Although the term 'reflection DoS' is nothing new, I recall reading something about it three years ago when a high profile security researcher used it to describe how malicious SYN packets were being reflected off bystanding TCP servers and the SYN/ACK responses used to flood his bandwidth. More recently, Garrett Gross from security vendor AlienVault recently wrote about the relatively new method of amplification Denial of Service (DoS), also known as a reflection attack, using SQL servers. This was actually first reported at the back end of last year when servers belonging to the City of Columbia, Missouri were hit by a multiple DoS methodology attack including this technique. However, my sources tell me that reflection attacks have been on the up for some time and in the fourth quarter of 2014 Akamai's Prolexic Security Engineering & Research Team (PLXsert) researchers reckon that some 39 per cent of all DDoS attack traffic were employing these amplification techniques.
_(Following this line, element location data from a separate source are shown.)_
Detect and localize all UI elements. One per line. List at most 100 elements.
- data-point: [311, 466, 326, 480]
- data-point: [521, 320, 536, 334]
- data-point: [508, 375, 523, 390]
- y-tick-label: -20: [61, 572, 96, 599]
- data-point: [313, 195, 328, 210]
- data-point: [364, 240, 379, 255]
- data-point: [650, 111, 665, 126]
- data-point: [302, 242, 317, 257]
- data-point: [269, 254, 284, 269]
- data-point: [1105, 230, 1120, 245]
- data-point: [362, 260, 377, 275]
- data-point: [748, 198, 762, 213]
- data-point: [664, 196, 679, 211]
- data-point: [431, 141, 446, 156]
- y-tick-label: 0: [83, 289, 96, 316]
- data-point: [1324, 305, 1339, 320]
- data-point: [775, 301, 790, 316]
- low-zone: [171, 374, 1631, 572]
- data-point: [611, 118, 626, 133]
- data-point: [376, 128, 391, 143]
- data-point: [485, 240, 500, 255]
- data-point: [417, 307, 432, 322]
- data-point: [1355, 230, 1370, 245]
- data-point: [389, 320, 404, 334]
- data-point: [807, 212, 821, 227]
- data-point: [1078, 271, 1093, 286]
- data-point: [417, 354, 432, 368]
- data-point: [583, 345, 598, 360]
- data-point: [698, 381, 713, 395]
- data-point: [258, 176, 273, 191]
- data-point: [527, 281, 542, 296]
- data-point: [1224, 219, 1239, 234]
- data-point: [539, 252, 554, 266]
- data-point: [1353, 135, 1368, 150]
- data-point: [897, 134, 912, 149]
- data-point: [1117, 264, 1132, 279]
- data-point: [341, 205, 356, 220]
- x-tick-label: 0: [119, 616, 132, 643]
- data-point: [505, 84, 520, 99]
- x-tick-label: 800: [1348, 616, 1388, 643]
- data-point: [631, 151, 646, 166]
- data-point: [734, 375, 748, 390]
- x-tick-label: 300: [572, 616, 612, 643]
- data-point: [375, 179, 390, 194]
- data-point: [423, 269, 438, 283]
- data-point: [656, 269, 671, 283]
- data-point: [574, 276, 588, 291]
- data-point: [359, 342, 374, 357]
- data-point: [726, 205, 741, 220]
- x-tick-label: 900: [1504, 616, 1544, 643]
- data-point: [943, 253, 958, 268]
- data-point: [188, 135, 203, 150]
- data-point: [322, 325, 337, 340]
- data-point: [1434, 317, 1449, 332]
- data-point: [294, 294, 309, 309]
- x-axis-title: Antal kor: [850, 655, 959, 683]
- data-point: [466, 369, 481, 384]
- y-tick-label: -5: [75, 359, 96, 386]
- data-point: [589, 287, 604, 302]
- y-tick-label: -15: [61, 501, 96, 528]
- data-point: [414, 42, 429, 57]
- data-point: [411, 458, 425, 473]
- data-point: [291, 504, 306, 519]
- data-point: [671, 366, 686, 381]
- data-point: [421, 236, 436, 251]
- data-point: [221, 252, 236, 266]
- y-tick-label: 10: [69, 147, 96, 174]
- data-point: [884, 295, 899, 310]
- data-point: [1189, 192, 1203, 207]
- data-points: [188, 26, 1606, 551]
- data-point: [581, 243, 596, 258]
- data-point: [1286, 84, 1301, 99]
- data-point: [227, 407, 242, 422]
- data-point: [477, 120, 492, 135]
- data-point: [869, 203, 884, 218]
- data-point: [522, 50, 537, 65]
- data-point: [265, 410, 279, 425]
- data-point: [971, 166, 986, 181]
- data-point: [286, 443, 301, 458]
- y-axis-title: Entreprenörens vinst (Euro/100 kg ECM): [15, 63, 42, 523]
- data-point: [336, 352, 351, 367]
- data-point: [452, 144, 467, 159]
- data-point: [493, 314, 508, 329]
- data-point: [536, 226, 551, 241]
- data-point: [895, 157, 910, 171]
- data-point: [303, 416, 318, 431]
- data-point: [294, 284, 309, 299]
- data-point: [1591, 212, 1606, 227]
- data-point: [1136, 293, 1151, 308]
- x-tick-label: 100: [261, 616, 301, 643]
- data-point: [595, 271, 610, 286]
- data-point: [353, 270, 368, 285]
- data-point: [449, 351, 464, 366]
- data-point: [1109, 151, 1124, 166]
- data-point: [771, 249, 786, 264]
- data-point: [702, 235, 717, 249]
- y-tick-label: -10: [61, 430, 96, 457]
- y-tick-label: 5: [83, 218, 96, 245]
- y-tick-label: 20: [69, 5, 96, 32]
Now Akamai is reporting that the reflection attack method has been used in conjunction with Joomla servers running a vulnerable Google Maps plugin. Akamai warns that, after a whole bunch of vulnerability disclosure across 2014, the Joomla content management framework is still being actively targeted by those with malicious intent. In conjunction with the PhishLabs Research, Analysis, and Intelligence Division (R.A.I.D), PLXsert observed traffic signatures from Joomla distributions with a vulnerable Google Maps plugin being used as a launch platform for DDoS attacks. These traffic signatures were a match for known DDoS for hire outfits, and the attack itself appeared to be using specific tools (DAVOSET and UFONet) to manipulate XML and Open Redirect functions to produce the reflected/amplified response.
Dave Larson, CTO of Corero Network Security, told DaniWeb that in the case of DDoS attacks the reality is that any device, infrastructure, application that is connected to the Internet is at risk for attack, or even more disturbing, to be recruited as a bot in an army to be used in DDoS attacks against unsuspecting victims. "In reflection or amplification DDoS attack scenarios" Larson explained "the legitimate infrastructure of the Internet is tricked into attacking innocent victims. The Joomla servers with vulnerable Google Maps plugins are just another example of Internet services with populations of millions of publicly accessible (and susceptible) servers that can be easily co-opted as “bots-on-demand” without any security compromise needing to have taken place in advance of the attack." These innocent servers are just sitting out there, waiting to be called into action to attack at a moment’s notice. Furthermore, because these attacks are spoofed – completely hiding the original attacker’s IP address – it is virtually impossible to trace these attacks back to the perpetrator.